Val recited from memory.
“Can’t wait to do it again?”
“You have no right to read my messages.”
“What does it mean,
last night was something else
?”
“It doesn’t mean anything. Sasha went to this club I told her about. Obviously she had a good time. What’s the big deal?”
“Sasha?”
“Yes, Sasha. She who works at Lululemon and drives an orange Mustang.” Brianne reached for her BlackBerry. Val quickly moved it behind her back. “What are you doing? Give it to me.”
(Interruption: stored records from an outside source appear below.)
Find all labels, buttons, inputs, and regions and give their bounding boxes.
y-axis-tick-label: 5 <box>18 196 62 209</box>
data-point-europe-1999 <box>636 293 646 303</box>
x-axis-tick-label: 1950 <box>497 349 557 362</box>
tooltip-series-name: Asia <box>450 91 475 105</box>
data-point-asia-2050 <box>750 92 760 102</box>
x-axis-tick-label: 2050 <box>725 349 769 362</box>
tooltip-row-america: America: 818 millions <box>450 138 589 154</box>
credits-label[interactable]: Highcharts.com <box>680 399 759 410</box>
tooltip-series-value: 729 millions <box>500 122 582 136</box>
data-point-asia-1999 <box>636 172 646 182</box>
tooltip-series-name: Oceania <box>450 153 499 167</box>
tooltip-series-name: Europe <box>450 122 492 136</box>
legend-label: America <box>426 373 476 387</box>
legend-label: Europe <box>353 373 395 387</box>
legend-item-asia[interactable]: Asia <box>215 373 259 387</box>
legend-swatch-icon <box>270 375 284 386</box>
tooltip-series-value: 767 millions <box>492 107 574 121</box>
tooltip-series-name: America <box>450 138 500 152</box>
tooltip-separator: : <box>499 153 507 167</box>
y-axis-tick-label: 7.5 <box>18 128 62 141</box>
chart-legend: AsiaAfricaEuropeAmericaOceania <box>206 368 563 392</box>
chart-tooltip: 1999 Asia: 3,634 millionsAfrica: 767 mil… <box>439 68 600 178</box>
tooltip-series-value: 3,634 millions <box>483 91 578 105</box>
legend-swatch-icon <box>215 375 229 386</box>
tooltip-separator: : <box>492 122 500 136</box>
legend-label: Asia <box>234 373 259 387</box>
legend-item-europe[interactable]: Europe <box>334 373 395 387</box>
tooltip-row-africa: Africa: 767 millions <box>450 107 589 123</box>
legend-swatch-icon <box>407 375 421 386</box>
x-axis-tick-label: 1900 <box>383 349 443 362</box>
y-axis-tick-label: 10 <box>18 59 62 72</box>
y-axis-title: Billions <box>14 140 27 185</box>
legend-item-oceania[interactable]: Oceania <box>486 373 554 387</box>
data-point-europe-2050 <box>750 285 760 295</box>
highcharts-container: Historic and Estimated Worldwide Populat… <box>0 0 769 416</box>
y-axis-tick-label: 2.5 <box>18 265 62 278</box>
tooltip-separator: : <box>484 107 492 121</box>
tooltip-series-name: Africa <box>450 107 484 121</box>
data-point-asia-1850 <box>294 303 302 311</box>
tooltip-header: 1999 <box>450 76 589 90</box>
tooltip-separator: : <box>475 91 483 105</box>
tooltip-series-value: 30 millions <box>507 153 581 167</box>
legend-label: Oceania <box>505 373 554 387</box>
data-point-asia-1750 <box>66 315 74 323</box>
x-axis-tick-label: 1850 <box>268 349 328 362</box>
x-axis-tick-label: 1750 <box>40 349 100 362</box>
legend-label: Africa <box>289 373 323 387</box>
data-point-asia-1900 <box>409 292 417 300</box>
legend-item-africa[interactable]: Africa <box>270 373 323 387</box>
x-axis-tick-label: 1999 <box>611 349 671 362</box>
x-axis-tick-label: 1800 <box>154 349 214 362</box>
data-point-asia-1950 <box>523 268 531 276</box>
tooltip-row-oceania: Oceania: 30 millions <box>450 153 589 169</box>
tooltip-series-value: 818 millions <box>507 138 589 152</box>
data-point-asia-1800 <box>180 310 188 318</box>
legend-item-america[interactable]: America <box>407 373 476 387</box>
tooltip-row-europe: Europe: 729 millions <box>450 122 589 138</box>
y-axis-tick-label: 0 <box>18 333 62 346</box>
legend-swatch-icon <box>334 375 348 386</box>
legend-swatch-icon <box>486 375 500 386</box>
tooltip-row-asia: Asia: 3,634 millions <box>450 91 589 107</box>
“Why? You don’t take very good care of it.”
“It’s your fault I forgot it,” Brianne countered. “You made me rush.”
Val shook her head. “Okay, fine. It’s my fault. But there’s been enough texting for one trip. The BlackBerry stays with me until your father gets here.”
“Oh, for crap’s sake. Why don’t you just chill? Have another drink, Grandma,” she said with an audible sneer.
“Okay, Brianne. I think that’s quite enough.”
“You want to know what
I
think?” Brianne snapped. “I think Dad got out just in time.”